Code to create the data frame:

import pandas as pd
import numpy as np
df_index = pd.DataFrame({
    'classes': ['A']*3*3 +  ['B']*3*3 +['C']*3*3,
    'names': ['Alex']*3 + ['Alan']*3 + ['Ash']*3 + ['Bart']*3 + ['Blake']*3 + ['Beth']*3 + ['Charlie']*3 + ['Cristine']*3 + ['Cameron']*3,
    'numbers': [0, 1, 2] * 9
})

df_values = pd.DataFrame(data=np.random.normal(), index=pd.date_range(start='2020-01-01', end='2024-01-01'), columns=['net', 'gross']).rename_axis('date').reset_index(drop=False)

df = pd.DataFrame()
for i in range(len(df_index)):
    _df = df_values.copy()
    _df['classes'] = df_index.iloc[i]['classes']
    _df['names'] = df_index.iloc[i]['names']
    _df['numbers'] = df_index.iloc[i]['numbers']
    df = pd.concat((df, _df), axis=0)

df.set_index(['classes','names','numbers','date'], inplace=True)

Some function:

def fun(net, gross):
    return net.mean() / gross.std()

The following does not work. I am looking to groupby, and apply "fun()" in a rolling basis:

df.groupby(['classes', 'names', 'numbers']).rolling(window=500).apply(
    lambda x: fun(net=x['net'], gross=x['gross'])  
)

Thanks.

PS: the real fun() is much complex than the one here so I cannot calculate ".mean()" and ".std()" directly to the groupby.


Solution

  • rolling.apply operates per column, so it isn't directly possible to use multiple columns.

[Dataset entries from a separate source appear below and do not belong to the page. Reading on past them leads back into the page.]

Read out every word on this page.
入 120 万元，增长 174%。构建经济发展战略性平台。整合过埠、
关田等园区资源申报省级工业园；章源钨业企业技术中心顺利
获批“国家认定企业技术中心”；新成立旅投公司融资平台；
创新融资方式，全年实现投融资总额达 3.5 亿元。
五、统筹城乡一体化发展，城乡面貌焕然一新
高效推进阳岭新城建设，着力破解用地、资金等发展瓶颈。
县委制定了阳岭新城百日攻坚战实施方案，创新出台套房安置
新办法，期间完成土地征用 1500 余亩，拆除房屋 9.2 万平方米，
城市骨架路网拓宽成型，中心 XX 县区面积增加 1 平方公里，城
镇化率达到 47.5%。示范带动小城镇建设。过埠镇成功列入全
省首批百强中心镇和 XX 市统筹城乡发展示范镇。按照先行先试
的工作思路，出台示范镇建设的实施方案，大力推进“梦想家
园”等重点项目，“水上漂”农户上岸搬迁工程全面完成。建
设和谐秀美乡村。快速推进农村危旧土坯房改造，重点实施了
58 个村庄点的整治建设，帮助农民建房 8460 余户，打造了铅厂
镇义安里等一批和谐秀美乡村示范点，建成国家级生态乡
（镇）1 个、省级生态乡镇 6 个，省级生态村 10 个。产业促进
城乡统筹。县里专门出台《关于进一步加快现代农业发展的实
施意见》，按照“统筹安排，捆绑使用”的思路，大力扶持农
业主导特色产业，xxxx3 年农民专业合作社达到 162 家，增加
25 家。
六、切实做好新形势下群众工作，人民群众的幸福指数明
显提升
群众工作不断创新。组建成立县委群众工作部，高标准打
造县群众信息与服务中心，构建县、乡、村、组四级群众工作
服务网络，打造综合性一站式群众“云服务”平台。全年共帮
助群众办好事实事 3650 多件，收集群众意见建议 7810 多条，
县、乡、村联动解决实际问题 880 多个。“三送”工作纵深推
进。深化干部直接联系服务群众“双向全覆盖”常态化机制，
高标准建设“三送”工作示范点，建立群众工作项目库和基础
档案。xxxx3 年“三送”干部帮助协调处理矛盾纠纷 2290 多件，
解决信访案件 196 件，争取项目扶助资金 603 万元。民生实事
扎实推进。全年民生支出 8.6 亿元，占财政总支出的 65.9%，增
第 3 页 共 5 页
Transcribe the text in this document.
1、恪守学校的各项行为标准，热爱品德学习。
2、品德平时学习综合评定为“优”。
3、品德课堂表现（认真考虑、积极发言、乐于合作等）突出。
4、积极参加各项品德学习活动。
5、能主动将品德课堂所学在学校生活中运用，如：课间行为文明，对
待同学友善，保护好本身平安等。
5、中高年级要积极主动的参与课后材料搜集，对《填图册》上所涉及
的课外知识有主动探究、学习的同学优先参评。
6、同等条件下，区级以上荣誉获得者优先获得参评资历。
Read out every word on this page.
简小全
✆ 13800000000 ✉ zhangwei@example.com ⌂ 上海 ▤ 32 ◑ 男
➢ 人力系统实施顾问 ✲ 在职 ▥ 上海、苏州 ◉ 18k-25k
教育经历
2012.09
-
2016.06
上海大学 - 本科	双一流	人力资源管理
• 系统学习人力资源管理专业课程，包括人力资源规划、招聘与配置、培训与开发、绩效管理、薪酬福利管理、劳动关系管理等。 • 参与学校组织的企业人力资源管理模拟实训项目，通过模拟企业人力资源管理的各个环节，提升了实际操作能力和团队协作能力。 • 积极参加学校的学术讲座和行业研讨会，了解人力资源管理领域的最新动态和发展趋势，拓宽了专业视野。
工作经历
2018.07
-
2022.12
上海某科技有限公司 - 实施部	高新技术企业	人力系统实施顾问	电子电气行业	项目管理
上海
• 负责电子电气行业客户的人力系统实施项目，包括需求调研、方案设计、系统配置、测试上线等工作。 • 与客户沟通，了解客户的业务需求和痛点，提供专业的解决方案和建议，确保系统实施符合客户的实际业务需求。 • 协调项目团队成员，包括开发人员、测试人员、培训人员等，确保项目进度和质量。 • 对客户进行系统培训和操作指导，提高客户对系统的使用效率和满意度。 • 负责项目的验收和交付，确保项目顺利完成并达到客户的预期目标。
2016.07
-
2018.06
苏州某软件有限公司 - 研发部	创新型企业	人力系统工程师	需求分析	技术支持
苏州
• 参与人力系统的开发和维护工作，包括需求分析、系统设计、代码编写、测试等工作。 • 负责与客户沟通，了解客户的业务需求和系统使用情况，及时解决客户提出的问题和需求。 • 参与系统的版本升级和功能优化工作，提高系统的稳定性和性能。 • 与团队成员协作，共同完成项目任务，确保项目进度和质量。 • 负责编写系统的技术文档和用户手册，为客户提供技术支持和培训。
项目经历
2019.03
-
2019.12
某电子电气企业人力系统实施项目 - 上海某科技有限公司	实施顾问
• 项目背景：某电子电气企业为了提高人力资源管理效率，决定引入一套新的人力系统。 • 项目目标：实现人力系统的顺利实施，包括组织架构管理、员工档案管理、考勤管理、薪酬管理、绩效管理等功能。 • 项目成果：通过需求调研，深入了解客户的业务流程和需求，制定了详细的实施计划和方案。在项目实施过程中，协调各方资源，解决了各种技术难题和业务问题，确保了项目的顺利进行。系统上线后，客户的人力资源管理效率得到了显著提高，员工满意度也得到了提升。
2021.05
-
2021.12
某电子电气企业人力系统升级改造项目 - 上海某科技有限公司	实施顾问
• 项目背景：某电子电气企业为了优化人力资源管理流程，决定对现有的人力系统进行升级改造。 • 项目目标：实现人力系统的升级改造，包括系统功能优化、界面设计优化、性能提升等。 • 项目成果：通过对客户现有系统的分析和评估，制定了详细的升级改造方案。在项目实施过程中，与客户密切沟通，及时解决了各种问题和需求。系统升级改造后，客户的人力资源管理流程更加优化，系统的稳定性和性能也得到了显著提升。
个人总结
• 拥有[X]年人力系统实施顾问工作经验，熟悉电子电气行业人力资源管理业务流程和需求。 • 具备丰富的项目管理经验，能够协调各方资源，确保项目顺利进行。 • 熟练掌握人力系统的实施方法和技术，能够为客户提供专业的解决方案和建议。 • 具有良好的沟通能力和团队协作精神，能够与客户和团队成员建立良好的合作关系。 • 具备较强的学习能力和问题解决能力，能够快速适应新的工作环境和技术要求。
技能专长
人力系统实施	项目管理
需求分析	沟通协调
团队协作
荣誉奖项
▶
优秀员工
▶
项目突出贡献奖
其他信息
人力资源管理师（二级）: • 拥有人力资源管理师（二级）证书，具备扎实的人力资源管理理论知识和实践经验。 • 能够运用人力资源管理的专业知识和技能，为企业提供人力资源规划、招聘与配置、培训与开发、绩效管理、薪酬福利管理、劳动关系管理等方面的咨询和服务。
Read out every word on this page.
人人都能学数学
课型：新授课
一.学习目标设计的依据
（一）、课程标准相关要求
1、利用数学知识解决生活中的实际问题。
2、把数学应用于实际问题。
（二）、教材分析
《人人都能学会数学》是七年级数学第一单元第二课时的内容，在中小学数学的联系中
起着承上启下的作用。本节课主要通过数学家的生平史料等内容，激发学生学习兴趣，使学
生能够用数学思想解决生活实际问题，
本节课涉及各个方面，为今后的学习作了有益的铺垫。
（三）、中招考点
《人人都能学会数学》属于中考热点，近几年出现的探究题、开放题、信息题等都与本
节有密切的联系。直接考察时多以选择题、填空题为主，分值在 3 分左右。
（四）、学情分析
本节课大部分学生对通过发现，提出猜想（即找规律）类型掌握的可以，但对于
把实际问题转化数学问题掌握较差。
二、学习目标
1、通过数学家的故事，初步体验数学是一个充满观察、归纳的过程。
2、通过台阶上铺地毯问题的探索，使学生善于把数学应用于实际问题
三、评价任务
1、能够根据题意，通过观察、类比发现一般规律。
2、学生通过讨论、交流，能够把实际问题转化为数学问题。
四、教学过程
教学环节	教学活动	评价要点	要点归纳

    Instead you could slice one column and use a side effect by slicing the original DataFrame based on the indices of the window:

    (df.groupby(['classes', 'names', 'numbers']).rolling(window=500)['net']
       .apply(lambda x: fun(net=df.loc[x.index, 'net'],
                            gross=df.loc[x.index, 'gross']))
    )
    

    But be aware that the operation might be very slow!